セッション記号 M (領域外・複数領域) » M-IS ジョイント

[M-IS10] 古気候・古海洋変動

2018年5月23日(水) 13:45 〜 15:15 ポスター会場 (幕張メッセ国際展示場 7ホール)

コンビーナ:岡崎 裕典(九州大学大学院理学研究院地球惑星科学部門)、磯辺 篤彦(九州大学応用力学研究所)、北村 晃寿(静岡大学理学部地球科学教室、共同)、佐野 雅規(早稲田大学人間科学学術院)、長谷川 精(高知大学理工学部)、岡 顕(東京大学大気海洋研究所)、加 三千宣(愛媛大学沿岸環境科学研究センター)

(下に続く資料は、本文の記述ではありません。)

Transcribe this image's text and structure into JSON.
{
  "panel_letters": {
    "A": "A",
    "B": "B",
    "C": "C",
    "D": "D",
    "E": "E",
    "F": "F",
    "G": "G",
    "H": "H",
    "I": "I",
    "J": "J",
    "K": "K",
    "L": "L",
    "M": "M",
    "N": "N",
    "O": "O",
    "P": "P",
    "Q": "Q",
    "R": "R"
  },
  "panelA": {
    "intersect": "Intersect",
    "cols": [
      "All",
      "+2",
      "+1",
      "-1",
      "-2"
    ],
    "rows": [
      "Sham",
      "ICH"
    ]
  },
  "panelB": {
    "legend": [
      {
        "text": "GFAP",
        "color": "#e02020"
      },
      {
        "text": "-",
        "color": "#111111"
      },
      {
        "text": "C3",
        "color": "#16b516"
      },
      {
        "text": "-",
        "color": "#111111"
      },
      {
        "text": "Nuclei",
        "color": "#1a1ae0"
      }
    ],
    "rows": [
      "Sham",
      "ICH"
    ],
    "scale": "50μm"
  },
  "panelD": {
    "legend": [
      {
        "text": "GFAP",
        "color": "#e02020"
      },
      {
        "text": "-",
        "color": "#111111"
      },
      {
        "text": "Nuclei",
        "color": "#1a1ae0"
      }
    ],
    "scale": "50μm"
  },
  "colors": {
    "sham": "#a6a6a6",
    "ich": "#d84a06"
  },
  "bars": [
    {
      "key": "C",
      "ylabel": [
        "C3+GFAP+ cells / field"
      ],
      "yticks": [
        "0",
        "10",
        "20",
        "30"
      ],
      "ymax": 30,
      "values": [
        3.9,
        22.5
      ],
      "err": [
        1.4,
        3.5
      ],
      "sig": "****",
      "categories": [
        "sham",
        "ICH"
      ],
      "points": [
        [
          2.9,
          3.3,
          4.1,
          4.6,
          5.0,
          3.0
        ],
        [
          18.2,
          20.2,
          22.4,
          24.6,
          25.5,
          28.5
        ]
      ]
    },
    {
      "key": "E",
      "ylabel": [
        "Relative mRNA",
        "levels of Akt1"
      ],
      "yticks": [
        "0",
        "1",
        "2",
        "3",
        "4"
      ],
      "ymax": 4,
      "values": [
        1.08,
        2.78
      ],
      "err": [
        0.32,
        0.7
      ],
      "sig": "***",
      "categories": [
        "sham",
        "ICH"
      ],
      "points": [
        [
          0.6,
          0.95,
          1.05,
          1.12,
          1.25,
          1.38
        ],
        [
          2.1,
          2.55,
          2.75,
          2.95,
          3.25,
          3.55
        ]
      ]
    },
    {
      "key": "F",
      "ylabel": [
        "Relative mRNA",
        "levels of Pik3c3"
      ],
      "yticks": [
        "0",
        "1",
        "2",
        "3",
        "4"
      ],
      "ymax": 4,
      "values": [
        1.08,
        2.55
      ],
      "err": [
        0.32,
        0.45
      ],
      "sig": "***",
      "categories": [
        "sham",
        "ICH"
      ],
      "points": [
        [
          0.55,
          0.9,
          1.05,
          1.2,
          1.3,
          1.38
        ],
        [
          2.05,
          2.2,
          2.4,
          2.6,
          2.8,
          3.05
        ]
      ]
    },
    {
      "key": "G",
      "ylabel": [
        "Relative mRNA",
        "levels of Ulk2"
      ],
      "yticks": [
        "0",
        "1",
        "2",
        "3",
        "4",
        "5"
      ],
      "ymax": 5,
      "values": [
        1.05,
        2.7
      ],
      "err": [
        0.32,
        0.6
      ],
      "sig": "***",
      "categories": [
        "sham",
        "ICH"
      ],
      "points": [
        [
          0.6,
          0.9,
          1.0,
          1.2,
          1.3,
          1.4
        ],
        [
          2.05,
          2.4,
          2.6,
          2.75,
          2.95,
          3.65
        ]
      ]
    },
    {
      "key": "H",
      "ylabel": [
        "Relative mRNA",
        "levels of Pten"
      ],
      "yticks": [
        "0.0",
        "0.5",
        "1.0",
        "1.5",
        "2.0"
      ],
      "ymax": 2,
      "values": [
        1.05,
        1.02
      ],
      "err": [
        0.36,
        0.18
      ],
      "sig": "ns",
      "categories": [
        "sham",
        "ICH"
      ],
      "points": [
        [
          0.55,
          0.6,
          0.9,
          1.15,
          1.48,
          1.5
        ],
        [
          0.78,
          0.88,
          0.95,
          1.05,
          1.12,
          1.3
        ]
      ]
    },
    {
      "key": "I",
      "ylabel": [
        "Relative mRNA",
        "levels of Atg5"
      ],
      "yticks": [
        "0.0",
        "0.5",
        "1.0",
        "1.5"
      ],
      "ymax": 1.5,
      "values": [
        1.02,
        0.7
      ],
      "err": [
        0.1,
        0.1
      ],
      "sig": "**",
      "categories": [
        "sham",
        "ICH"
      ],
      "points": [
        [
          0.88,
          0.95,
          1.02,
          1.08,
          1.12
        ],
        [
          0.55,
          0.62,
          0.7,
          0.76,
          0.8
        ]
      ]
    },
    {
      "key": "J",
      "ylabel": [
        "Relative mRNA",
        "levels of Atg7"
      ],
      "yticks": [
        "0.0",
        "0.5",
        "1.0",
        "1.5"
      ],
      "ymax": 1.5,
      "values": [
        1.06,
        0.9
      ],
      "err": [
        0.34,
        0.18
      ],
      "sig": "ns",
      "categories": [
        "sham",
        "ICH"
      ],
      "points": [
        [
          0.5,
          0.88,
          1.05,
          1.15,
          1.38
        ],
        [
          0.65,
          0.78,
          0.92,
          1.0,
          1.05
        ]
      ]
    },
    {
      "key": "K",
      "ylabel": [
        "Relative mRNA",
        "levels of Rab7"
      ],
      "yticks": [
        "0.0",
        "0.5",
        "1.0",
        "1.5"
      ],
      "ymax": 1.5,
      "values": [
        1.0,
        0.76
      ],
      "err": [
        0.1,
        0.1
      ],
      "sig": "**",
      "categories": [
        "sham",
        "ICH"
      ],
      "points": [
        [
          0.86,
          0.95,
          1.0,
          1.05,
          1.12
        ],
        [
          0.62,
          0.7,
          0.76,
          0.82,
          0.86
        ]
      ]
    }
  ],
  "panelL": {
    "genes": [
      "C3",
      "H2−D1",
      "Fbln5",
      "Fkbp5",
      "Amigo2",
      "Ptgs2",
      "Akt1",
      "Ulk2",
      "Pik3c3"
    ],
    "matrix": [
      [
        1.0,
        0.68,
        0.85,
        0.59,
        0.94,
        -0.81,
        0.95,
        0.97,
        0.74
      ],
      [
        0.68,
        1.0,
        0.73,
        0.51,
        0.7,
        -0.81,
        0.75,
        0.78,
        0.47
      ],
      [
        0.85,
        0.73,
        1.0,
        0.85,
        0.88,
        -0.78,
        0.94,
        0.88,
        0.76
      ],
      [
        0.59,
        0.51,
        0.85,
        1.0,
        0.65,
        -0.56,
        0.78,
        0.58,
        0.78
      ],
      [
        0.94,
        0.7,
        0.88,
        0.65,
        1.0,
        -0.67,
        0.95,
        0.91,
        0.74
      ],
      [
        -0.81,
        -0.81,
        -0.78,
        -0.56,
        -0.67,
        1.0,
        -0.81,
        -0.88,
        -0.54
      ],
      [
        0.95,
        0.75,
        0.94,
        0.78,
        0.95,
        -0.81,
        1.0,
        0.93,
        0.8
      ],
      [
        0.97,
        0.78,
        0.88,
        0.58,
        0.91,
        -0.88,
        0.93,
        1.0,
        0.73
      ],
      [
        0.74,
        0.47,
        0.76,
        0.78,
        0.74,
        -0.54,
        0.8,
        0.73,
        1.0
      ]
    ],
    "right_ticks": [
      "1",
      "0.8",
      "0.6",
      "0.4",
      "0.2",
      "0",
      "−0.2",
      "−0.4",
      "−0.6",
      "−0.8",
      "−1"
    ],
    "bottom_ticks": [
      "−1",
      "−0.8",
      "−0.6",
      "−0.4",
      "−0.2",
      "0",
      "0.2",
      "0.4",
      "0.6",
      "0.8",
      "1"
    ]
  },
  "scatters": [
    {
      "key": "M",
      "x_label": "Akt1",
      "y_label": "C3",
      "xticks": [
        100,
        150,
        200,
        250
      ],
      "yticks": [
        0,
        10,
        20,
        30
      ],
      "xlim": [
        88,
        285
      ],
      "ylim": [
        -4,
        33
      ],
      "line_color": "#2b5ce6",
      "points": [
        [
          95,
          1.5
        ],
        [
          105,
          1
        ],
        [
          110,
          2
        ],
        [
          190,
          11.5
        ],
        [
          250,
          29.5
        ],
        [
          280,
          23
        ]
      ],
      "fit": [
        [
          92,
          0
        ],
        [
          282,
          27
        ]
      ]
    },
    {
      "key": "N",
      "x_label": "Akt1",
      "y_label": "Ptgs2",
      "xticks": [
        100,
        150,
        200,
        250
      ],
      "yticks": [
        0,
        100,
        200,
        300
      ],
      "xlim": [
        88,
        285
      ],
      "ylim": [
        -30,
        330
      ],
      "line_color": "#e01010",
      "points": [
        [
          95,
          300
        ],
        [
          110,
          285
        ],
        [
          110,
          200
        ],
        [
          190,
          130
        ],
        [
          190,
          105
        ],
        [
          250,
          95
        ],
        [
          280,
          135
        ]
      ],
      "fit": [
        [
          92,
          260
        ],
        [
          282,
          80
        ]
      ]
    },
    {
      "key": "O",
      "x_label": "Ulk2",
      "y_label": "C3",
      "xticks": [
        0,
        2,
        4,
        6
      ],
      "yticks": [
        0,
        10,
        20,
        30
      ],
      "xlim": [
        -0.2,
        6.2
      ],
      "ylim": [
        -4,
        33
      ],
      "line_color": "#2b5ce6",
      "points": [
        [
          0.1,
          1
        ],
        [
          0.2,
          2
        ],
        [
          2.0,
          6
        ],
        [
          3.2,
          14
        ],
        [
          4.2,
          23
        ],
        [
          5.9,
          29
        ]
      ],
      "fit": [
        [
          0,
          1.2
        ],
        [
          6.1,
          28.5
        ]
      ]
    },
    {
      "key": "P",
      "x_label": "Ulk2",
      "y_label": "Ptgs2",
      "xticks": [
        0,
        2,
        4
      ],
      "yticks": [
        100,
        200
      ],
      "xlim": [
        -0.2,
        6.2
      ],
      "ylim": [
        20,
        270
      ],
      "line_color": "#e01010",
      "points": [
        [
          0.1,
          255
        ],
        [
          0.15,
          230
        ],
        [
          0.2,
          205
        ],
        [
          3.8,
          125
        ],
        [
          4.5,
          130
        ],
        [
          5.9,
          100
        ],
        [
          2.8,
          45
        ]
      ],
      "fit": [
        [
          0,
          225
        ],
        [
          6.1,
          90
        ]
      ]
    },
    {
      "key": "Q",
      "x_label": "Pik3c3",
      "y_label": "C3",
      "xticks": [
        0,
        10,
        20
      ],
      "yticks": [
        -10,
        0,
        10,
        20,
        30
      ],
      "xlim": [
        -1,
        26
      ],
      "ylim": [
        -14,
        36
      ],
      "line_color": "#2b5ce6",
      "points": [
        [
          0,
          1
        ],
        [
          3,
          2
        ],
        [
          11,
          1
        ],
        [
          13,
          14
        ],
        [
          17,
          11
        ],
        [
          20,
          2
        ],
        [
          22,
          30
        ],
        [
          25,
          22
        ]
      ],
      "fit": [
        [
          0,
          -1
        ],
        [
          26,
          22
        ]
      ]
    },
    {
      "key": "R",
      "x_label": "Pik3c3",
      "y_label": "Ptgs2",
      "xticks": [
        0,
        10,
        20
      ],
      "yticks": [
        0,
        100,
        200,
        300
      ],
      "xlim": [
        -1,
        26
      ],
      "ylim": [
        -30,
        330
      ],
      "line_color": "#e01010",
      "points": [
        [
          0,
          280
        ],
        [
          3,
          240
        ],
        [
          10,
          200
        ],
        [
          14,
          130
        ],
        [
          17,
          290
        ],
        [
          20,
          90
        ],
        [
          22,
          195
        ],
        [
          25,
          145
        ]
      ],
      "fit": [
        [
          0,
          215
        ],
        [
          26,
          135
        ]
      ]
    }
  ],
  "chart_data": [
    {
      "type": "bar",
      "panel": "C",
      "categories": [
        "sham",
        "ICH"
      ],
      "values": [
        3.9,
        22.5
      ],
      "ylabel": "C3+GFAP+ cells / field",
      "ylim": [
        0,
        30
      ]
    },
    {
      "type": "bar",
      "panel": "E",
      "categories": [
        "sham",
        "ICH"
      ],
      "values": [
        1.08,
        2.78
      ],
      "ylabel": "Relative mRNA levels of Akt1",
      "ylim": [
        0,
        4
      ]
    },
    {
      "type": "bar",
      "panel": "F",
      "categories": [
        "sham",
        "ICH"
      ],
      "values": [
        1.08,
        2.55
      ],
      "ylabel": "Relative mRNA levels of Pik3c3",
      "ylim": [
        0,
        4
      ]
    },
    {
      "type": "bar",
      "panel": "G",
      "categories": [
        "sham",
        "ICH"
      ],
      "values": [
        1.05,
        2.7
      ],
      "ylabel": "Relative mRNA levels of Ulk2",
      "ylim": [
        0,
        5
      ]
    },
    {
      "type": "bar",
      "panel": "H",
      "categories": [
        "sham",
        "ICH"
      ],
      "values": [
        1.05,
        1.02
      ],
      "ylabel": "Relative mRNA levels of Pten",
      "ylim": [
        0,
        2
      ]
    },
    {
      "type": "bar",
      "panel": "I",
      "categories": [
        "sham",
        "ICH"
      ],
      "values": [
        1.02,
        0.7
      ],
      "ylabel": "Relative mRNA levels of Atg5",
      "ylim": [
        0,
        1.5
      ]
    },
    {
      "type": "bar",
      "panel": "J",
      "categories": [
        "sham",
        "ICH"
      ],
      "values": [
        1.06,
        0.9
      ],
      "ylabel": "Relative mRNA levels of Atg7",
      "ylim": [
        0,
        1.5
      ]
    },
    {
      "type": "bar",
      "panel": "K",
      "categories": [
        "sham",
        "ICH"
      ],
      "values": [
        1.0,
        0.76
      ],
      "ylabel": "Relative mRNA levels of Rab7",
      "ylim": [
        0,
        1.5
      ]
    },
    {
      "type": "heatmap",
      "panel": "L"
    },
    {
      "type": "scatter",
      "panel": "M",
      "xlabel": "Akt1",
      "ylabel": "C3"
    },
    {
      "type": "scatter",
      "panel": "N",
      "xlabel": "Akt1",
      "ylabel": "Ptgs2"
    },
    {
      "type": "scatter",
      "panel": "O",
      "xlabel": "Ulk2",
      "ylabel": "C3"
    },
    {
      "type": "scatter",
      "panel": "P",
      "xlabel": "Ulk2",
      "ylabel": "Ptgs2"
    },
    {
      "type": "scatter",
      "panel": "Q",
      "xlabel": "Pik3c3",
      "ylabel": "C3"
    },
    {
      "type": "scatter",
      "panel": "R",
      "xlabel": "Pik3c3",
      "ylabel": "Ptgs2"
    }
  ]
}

[MIS10-P04] 北大西洋深層水は北半球氷床化に関与したのか?

★招待講演

*林 辰弥1大野 正夫1佐藤 雅彦2日笠 友暉3山中 寿朗4槙尾 雅人1桑原 義博1 (1.九州大学、2.東京大学、3.岡山大学、4.東京海洋大学)

北大西洋深層水が果たした約270万年前の北半球氷床化と初期の氷期−間氷期サイクルへの役割は、依然としてよく分かっていない。本発表では、アイスランド南方沖から回収されたドリフト堆積物(IODP Site U1314コア)のIRDと等温残留磁化の分析によって、それらの関係を議論する。IRD記録は、環北大西洋大陸氷床がMIS G4氷期に最も大規模に崩壊し、その直後の退氷期には規模の大きな温暖化を伴っていたことを示す。一方、等温残留磁化獲得曲線の分析結果は、北大西洋深層水がMIS G4氷期の後に強化されていたことを示唆する。これらのことは、北大西洋深層水が、大西洋子午面循環の強化を通して、北半球氷床化や初期の氷期−間氷期サイクルのメカニズムとして重要な役割を担っていた可能性を示唆する。